Mergers can have more subtle effects as well. Job losses often come on the heels of mergers, as companies trim duplicate positions and consolidate operations. Family Dollar expects to close about 300 stores following its merger with Dollar Tree. In addition to lost jobs, that could leave consumers in some areas with fewer options or force them to travel further to shop at the stores they prefer. Yet others have speculated that the combined chain will emerge as a rival to Walmart, which might be a boon to consumers.

The FTC tries to protect consumers from the worst effects of consolidation by prohibiting mergers that will significantly reduce competition or create a monopoly. The vast majority of proposed mergers reviewed by the FTC are given the go-ahead. About 5% raise red flags, though these mergers are often approved with some concessions.

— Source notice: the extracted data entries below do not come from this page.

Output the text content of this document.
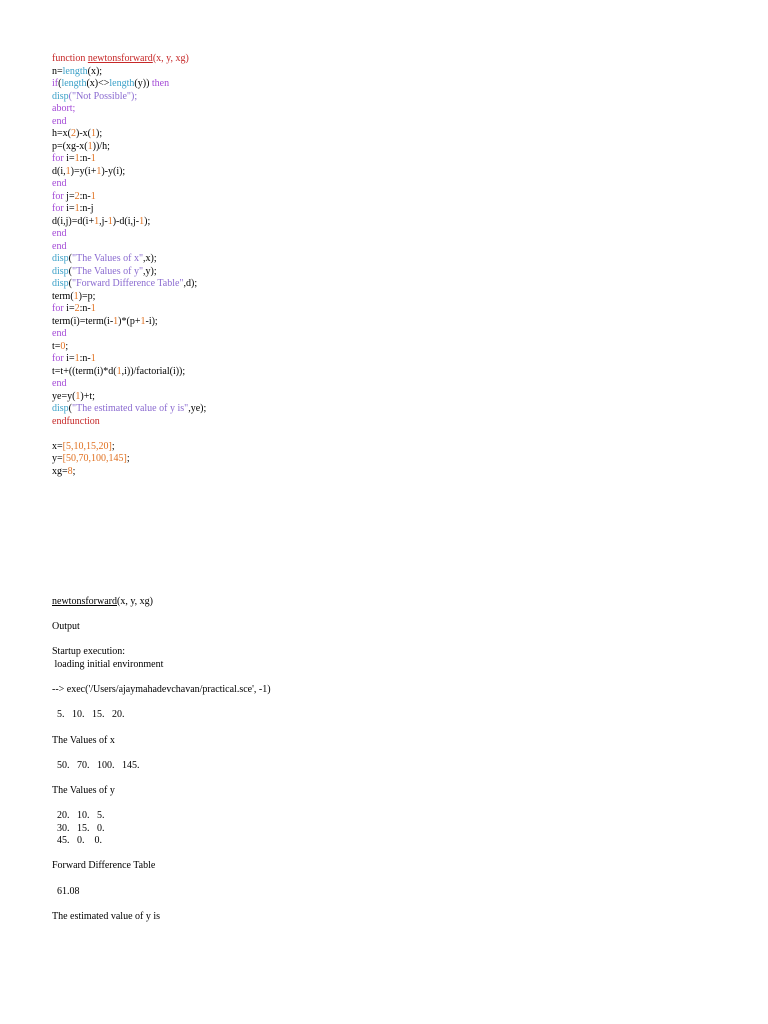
function newtonsforward(x, y, xg)
n=length(x);
if(length(x)<>length(y)) then
disp("Not Possible");
abort;
end
h=x(2)-x(1);
p=(xg-x(1))/h;
for i=1:n-1
d(i,1)=y(i+1)-y(i);
end
for j=2:n-1
for i=1:n-j
d(i,j)=d(i+1,j-1)-d(i,j-1);
end
end
disp("The Values of x",x);
disp("The Values of y",y);
disp("Forward Difference Table",d);
term(1)=p;
for i=2:n-1
term(i)=term(i-1)*(p+1-i);
end
t=0;
for i=1:n-1
t=t+((term(i)*d(1,i))/factorial(i));
end
ye=y(1)+t;
disp("The estimated value of y is",ye);
endfunction
x=[5,10,15,20];
y=[50,70,100,145];
xg=8;
newtonsforward(x, y, xg)
Output
Startup execution:
loading initial environment
--> exec('/Users/ajaymahadevchavan/practical.sce', -1)
5.   10.   15.   20.
The Values of x
50.   70.   100.   145.
The Values of y
20.   10.   5.
30.   15.   0.
45.   0.    0.
Forward Difference Table
61.08
The estimated value of y is
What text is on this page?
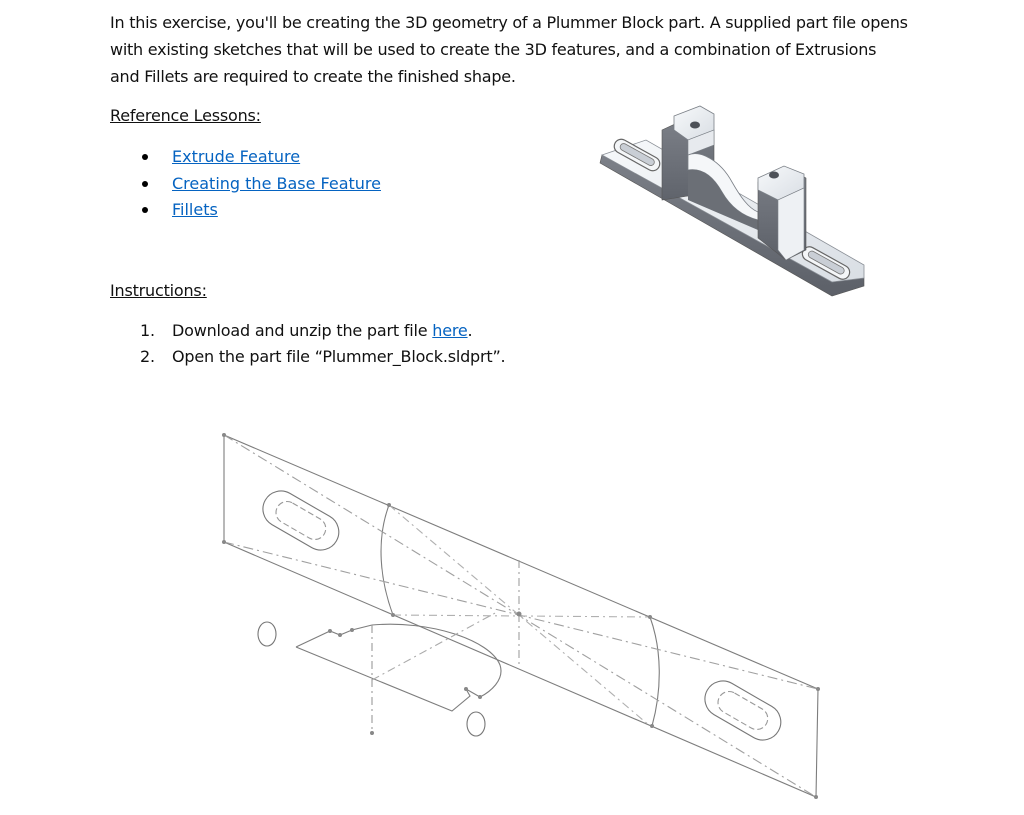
In this exercise, you'll be creating the 3D geometry of a Plummer Block part. A supplied part file opens with existing sketches that will be used to create the 3D features, and a combination of Extrusions and Fillets are required to create the finished shape.

Reference Lessons:

Extrude Feature
Creating the Base Feature
Fillets

Instructions:

1. Download and unzip the part file here.
2. Open the part file “Plummer_Block.sldprt”.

Often, companies agree to spin off some of their assets to avoid anti-trust concerns, as cigarette makers Reynolds and Lorillard want to do as part of its proposed merger.

Still, the end result of big corporate mergers often seems to be less choice and an inferior product. Want proof? Just head to your local liquor store. If you want to pick up a six-pack, it may seem like you have a lot of options. In reality, a significant number of those beers are produced by just a handful of companies.

In some cases, major players in the industry, like AB InBev, are adding brands to its stable and then changing the way they are brewed – or so claim beer aficionados – in order to cut costs or appeal to a broader range of tastes, as reported in Bloomberg. The result, some fear, is the illusion of choice, with dozens of different beers but little true variety. As in any highly consolidated industry, what consumers seem to end up with is fewer choices about where to spend their money and which products to buy.